Sri Lanka levels 14 charges against chief justice
COLOMBO, Sri Lanka (AP) -- Sri Lanka's government has accused the country's chief justice of not disclosing income and property among 14 charges cited in an impeachment bid against her.
The Parliament is meeting Tuesday to discuss setting up a committee to investigate the charges against Chief Justice Shirani Bandaranayake that were handed to speaker Chamal Rajapaksa last week.
The charges are listed in Parliament's order paper and say Bandaranayake by her actions has "plunged the Supreme Court and the office of chief justice into disrepute."
It says Bandaranayake did not disclose how she obtained 19 million rupees ($146,000) to pay for a house purchased under power of attorney for another person, and says that she took control of several cases filed against the company that sold the property, having removed the judges who originally heard the cases.
Bandaranayake is also accused of not declaring details of 20 bank accounts, including four foreign currency ones worth a total of 34 million rupees ($260,000).
The order paper says that Bandaranayake is unfit to remain chief justice because she has the power to transfer or take disciplinary action against judges or examine case documents when her husband, a former state bank chairman is on trial for corruption.
She is also accused of misusing her position to harass other judges.

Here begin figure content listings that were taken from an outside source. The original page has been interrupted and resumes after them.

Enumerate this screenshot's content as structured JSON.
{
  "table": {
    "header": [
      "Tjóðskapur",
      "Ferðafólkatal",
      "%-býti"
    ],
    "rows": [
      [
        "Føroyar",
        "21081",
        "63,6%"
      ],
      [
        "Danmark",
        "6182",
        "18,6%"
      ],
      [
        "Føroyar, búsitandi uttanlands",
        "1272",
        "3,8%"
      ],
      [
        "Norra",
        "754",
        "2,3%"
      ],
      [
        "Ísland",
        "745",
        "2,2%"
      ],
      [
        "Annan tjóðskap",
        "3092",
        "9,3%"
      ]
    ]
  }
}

Opposition parties and independent analysts say the impeachment is politically motivated and an attempt to stifle the independence of the judiciary as part of a government scheme to concentrate power in the hands of President Mahinda Rajapaksa. The speaker is his older brother.

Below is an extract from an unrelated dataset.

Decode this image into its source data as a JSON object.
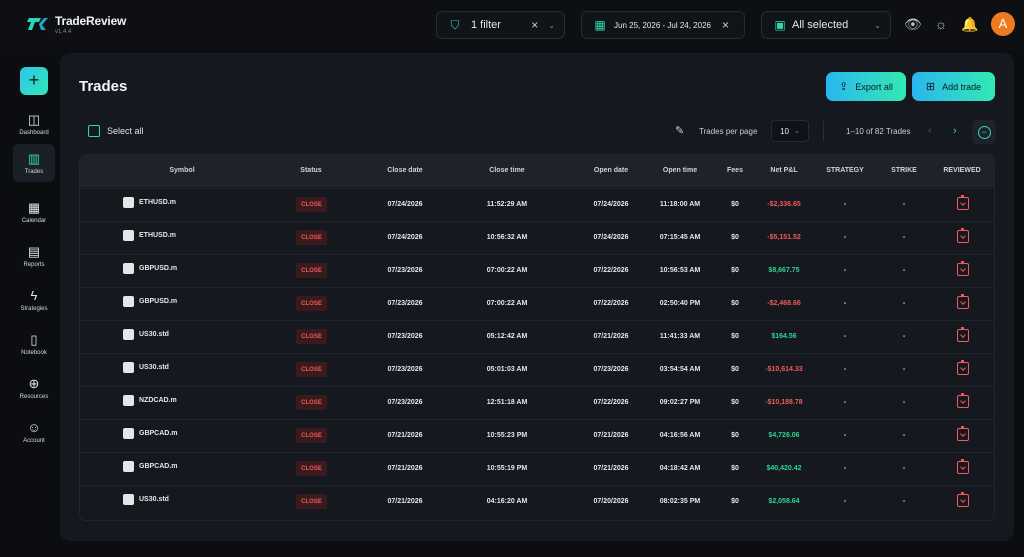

If the committee finds a valid case the motion will be debated and voted on and the president will informed of the outcome for further action. With the ruling coalition controlling more than two-thirds of the Parliament seats, the motion is expected to be carried easily.

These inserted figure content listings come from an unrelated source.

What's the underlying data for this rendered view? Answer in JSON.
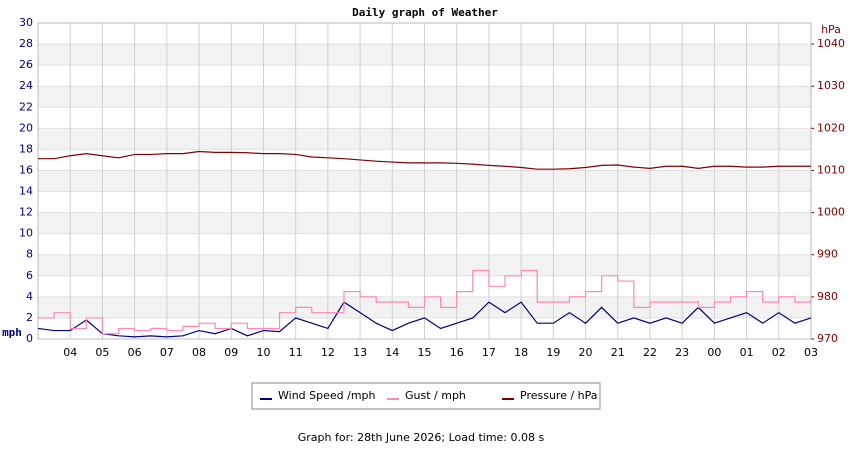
{
  "chart_data": {
    "type": "line",
    "title": "Daily graph of Weather",
    "ylabel": "mph",
    "y2label": "hPa",
    "footer": "Graph for: 28th June 2026; Load time: 0.08 s",
    "x": [
      3,
      3.5,
      4,
      4.5,
      5,
      5.5,
      6,
      6.5,
      7,
      7.5,
      8,
      8.5,
      9,
      9.5,
      10,
      10.5,
      11,
      11.5,
      12,
      12.5,
      13,
      13.5,
      14,
      14.5,
      15,
      15.5,
      16,
      16.5,
      17,
      17.5,
      18,
      18.5,
      19,
      19.5,
      20,
      20.5,
      21,
      21.5,
      22,
      22.5,
      23,
      23.5,
      24,
      24.5,
      25,
      25.5,
      26,
      26.5,
      27
    ],
    "xlim": [
      3,
      27
    ],
    "xticks": [
      {
        "value": 4,
        "label": "04"
      },
      {
        "value": 5,
        "label": "05"
      },
      {
        "value": 6,
        "label": "06"
      },
      {
        "value": 7,
        "label": "07"
      },
      {
        "value": 8,
        "label": "08"
      },
      {
        "value": 9,
        "label": "09"
      },
      10,
      11,
      12,
      13,
      14,
      15,
      16,
      17,
      18,
      19,
      20,
      21,
      22,
      23,
      {
        "value": 24,
        "label": "00"
      },
      {
        "value": 25,
        "label": "01"
      },
      {
        "value": 26,
        "label": "02"
      },
      {
        "value": 27,
        "label": "03"
      }
    ],
    "ylim": [
      0,
      30
    ],
    "yticks": [
      0,
      2,
      4,
      6,
      8,
      10,
      12,
      14,
      16,
      18,
      20,
      22,
      24,
      26,
      28,
      30
    ],
    "y2lim": [
      970,
      1045
    ],
    "y2ticks": [
      970,
      980,
      990,
      1000,
      1010,
      1020,
      1030,
      1040
    ],
    "grid": true,
    "legend": "bottom",
    "series": [
      {
        "name": "Wind Speed /mph",
        "color": "#000080",
        "values": [
          1,
          0.8,
          0.8,
          1.8,
          0.5,
          0.3,
          0.2,
          0.3,
          0.2,
          0.3,
          0.8,
          0.5,
          1,
          0.3,
          0.8,
          0.7,
          2,
          1.5,
          1,
          3.5,
          2.5,
          1.5,
          0.8,
          1.5,
          2,
          1,
          1.5,
          2,
          3.5,
          2.5,
          3.5,
          1.5,
          1.5,
          2.5,
          1.5,
          3,
          1.5,
          2,
          1.5,
          2,
          1.5,
          3,
          1.5,
          2,
          2.5,
          1.5,
          2.5,
          1.5,
          2
        ]
      },
      {
        "name": "Gust / mph",
        "color": "#ff88b8",
        "step": true,
        "values": [
          2,
          2.5,
          1,
          2,
          0.5,
          1,
          0.8,
          1,
          0.8,
          1.2,
          1.5,
          1,
          1.5,
          1,
          1,
          2.5,
          3,
          2.5,
          2.5,
          4.5,
          4,
          3.5,
          3.5,
          3,
          4,
          3,
          4.5,
          6.5,
          5,
          6,
          6.5,
          3.5,
          3.5,
          4,
          4.5,
          6,
          5.5,
          3,
          3.5,
          3.5,
          3.5,
          3,
          3.5,
          4,
          4.5,
          3.5,
          4,
          3.5,
          4
        ]
      },
      {
        "name": "Pressure / hPa",
        "color": "#800000",
        "axis": "y2",
        "values": [
          1012.8,
          1012.8,
          1013.5,
          1014,
          1013.5,
          1013,
          1013.8,
          1013.8,
          1014,
          1014,
          1014.5,
          1014.3,
          1014.3,
          1014.2,
          1014,
          1014,
          1013.8,
          1013.2,
          1013,
          1012.8,
          1012.5,
          1012.2,
          1012,
          1011.8,
          1011.8,
          1011.8,
          1011.7,
          1011.5,
          1011.2,
          1011,
          1010.7,
          1010.3,
          1010.3,
          1010.4,
          1010.7,
          1011.2,
          1011.3,
          1010.8,
          1010.5,
          1011,
          1011,
          1010.5,
          1011,
          1011,
          1010.8,
          1010.8,
          1011,
          1011,
          1011
        ]
      }
    ]
  }
}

The impeachment follows months of conflict between the Parliament controlled by President Rajapaksa and the judiciary.
Secretary of the Judicial Services Commission Manjula Thilakaratne was assaulted last month after he publicly said powerful people were trying to interfere with its work and judges and their families were under threat.
Opposition parties accused the government for the attack but the government has denied responsibility.
Bandaranayake particularly came under government criticism after she ruled that a government bill contradicts the constitution.